Imagine-se que esta solução era aproveitada pelo partido que ganhar as próximas eleições. Num país repleto de espertalhões, as filas à porta das farmácias para obter a recompensa pelo feito heróico dariam estórias mirabolantes. Muitos homenzarrões seriam dados a conhecer, com a sua capacidade vertiginosa para gastar preservativos. Adivinho uma competição entre machos que aproveitariam para aliar o útil ao agradável: na competição dos argumentos marialvas, saíram vencedores aqueles que arrecadassem o maior quinhão do prémio monetário. O nirvana masculino: homens pagos pelas prolíferas competências sexuais!

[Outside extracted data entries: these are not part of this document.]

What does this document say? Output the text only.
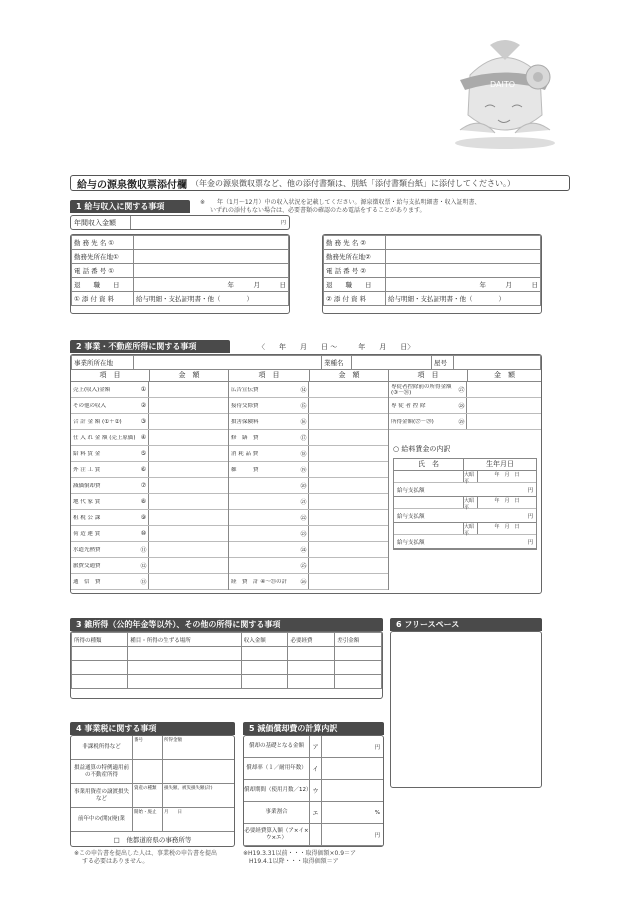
DAITO
給与の源泉徴収票添付欄 （年金の源泉徴収票など、他の添付書類は、別紙「添付書類台紙」に添付してください。）
1 給与収入に関する事項	※　　年（1月～12月）中の収入状況を記載してください。源泉徴収票・給与支払明細書・収入証明書、
いずれの添付もない場合は、必要書類の確認のため電話をすることがあります。
年間収入金額	円
勤 務 先 名 ①	
勤務先所在地①	
電 話 番 号 ①	
退　　職　　日	年　　　 月　　　 日
① 添 付 資 料	給与明細・支払証明書・他（　　　　）
勤 務 先 名 ②	
勤務先所在地②	
電 話 番 号 ②	
退　　職　　日	年　　　 月　　　 日
② 添 付 資 料	給与明細・支払証明書・他（　　　　）
2 事業・不動産所得に関する事項	〈　　年　　月　　日 ～　　　年　　月　　日〉
事業所所在地		業種名		屋号	
項　目	金　額
売上(収入)金額	①
その他の収入	②
合 計 金 額 (①＋②)	③
仕 入 れ 金 額 (売上原価) ④
給 料 賃 金	⑤
外 注 工 賃	⑥
減価償却費	⑦
地 代 家 賃	⑧
租 税 公 課	⑨
荷 造 運 賃	⑩
水道光熱費	⑪
旅費交通費	⑫
通　信　費	⑬
項　目	金　額
広告宣伝費	⑭
接待交際費	⑮
損害保険料	⑯
修　繕　費	⑰
消 耗 品 費	⑱
雑　　　費	⑲
⑳
㉑
㉒
㉓
㉔
㉕
経　費　計 ④～㉕の計	㉖
項　目	金　額
専従者控除前の所得金額(③－㉖)	㉗
専 従 者 控 除	㉘
所得金額(㉗－㉘)	㉙
○ 給料賃金の内訳
氏　名	生年月日
大昭平
年　月　日
給与支払額	円
大昭平
年　月　日
給与支払額	円
大昭平
年　月　日
給与支払額	円
3 雑所得（公的年金等以外）、その他の所得に関する事項
所得の種類	種目・所得の生ずる場所	収入金額	必要経費	差引金額

6 フリースペース
4 事業税に関する事項
非課税所得など
番号	所得金額
損益通算の特例適用前の不動産所得
事業用資産の譲渡損失など
資産の種類	損失額、被災損失額(計)
前年中の(開)(廃)業
開始・廃止	月　　日
□　他都道府県の事務所等
※この申告書を提出した人は、事業税の申告書を提出
する必要はありません。
5 減価償却費の計算内訳
償却の基礎となる金額	ア	円
償却率（１／耐用年数） イ
償却期間（使用月数／12） ウ
事業割合	エ	%
必要経費算入額（ア×イ×ウ×エ）	円
※H19.3.31以前・・・取得価額×0.9＝ア
　H19.4.1以降・・・取得価額＝ア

À escala doméstica, dois importantes óbices. Primeiro, o “malfadado” limite para o défice orçamental. Com a corda à garganta, os cofres públicos seriam esvaziados na proporção das pseudo-façanhas sexuais dos lusitanos machos. Segundo, num país onde o negócio da prostituição é um sucesso, desconfio que a medida seria paradisíaca para os empresários do sector – e ainda mais um filão para as profissionais do ramo.

Assim se vê o mundo fantasioso em que permanecem encerrados os economistas. Landsburg deve viver num mundo à parte, crente na boa vontade dos homens, ciente de que não há forma do primeiro dos humanos partir para a arte do engano, ludibriando os outros e enchendo-se de bem-estar à custa disso. A ingenuidade acomete os que teimam em viver com os pés bem distantes do chão. E deixa-os numa embriaguez sem sentido: não percebem que esta solução exigia mais intrusão do Estado na vida de todos nós, e discriminação entre os sexualmente elegíveis para o subsídio e os que preferem “saltar de ramo em ramo”.